Fonction publique : vers une inspection du travail indépendante ?

Le Conseil économique, social et environnemental (Cese) préconise le lancement d’un « chantier de réflexion » autour de la mise en place d’une inspection du travail dans la fonction publique.

Publié le 9 mars 2026 à 16h03 Lecture 2

Contrairement au secteur privé, les obligations des employeurs publics en matière de santé et de sécurité au travail des agents ne sont pas réellement contrôlées. Si les textes précisent que les dispositions du Code du travail relatives à la santé au travail sont applicables au secteur public, l’inspection du travail n’a aucun pouvoir de contrôle et de sanction dans la fonction publique.

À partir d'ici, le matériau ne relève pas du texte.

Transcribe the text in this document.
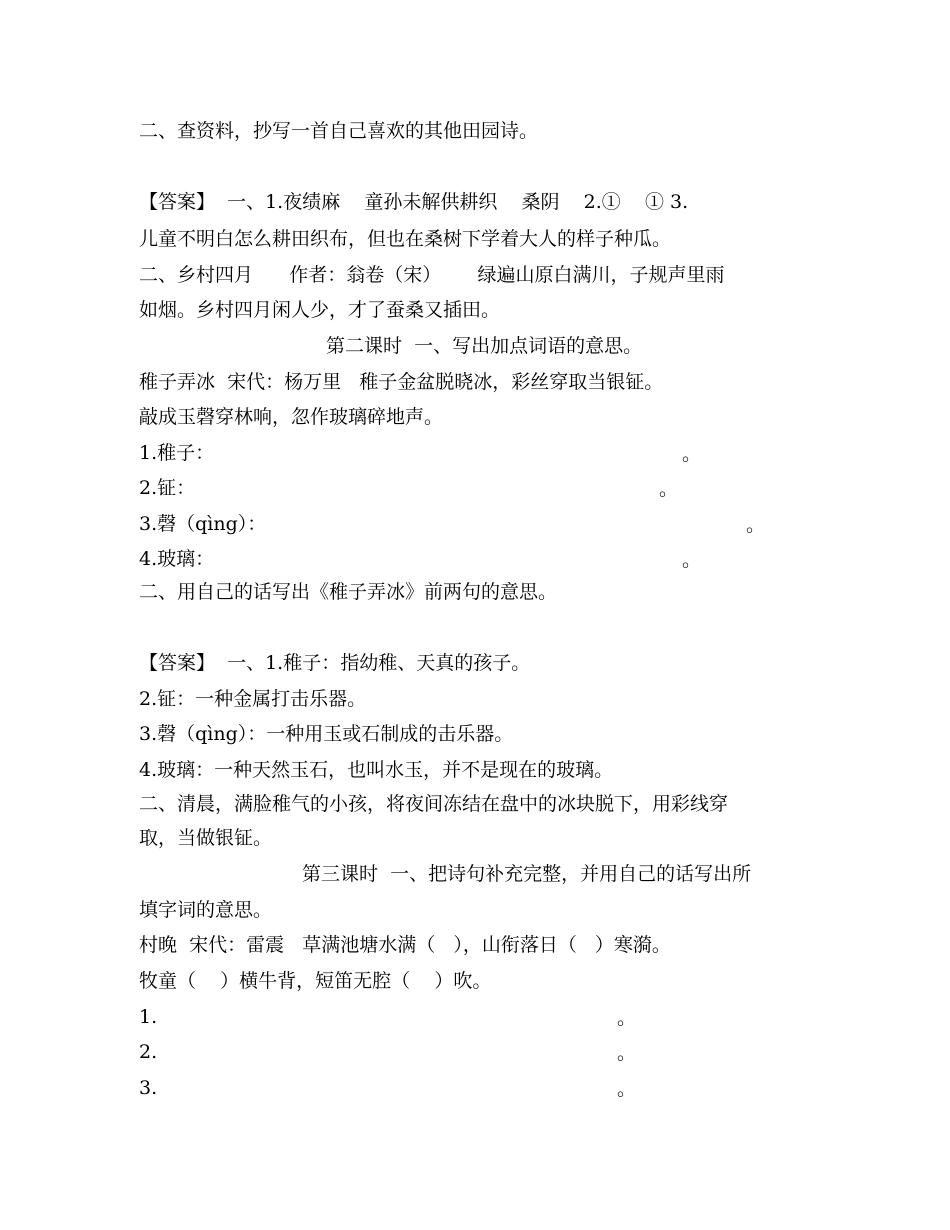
二、查资料，抄写一首自己喜欢的其他田园诗。
【答案】  一、1.夜绩麻    童孙未解供耕织    桑阴    2.①    ① 3.
儿童不明白怎么耕田织布，但也在桑树下学着大人的样子种瓜。
二、乡村四月      作者：翁卷（宋）      绿遍山原白满川，子规声里雨
如烟。乡村四月闲人少，才了蚕桑又插田。
第二课时  一、写出加点词语的意思。
稚子弄冰  宋代：杨万里   稚子金盆脱晓冰，彩丝穿取当银钲。
敲成玉磬穿林响，忽作玻璃碎地声。
1.稚子：	。
2.钲：	。
3.磬（qìng）：	。
4.玻璃：	。
二、用自己的话写出《稚子弄冰》前两句的意思。
【答案】  一、1.稚子：指幼稚、天真的孩子。
2.钲：一种金属打击乐器。
3.磬（qìng）：一种用玉或石制成的击乐器。
4.玻璃：一种天然玉石，也叫水玉，并不是现在的玻璃。
二、清晨，满脸稚气的小孩，将夜间冻结在盘中的冰块脱下，用彩线穿
取，当做银钲。
第三课时  一、把诗句补充完整，并用自己的话写出所
填字词的意思。
村晚  宋代：雷震   草满池塘水满（   ），山衔落日（   ）寒漪。
牧童（    ）横牛背，短笛无腔（    ）吹。
1.	。
2.	。
3.	。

Dans un avis publié fin février relatif à la « lutte contre la précarité professionnelle » dans les trois versants de la fonction publique, le Cese souligne que « l’organisation du travail dans l’administration et ses impacts en matière d’hygiène, de sécurité et de santé au travail ne sont ainsi pas soumis à une autorité externe et indépendante de contrôle et de médiation, avec certains pouvoirs de sanction, telle que l’inspection du travail ».

Par conséquent, le Cese propose de lancer un chantier visant à créer une « fonction analogue » à cette inspection, qui aurait vocation à intervenir dans les trois versants de la fonction publique.

Un exemple parmi d’autres cités par le conseil dans la fonction publique territoriale : en 2019, parmi les 44 100 collectivités ayant au moins un agent, seules 17 000 d’entre elles avaient mis en place un document unique d’évaluation des risques professionnels (DUERP).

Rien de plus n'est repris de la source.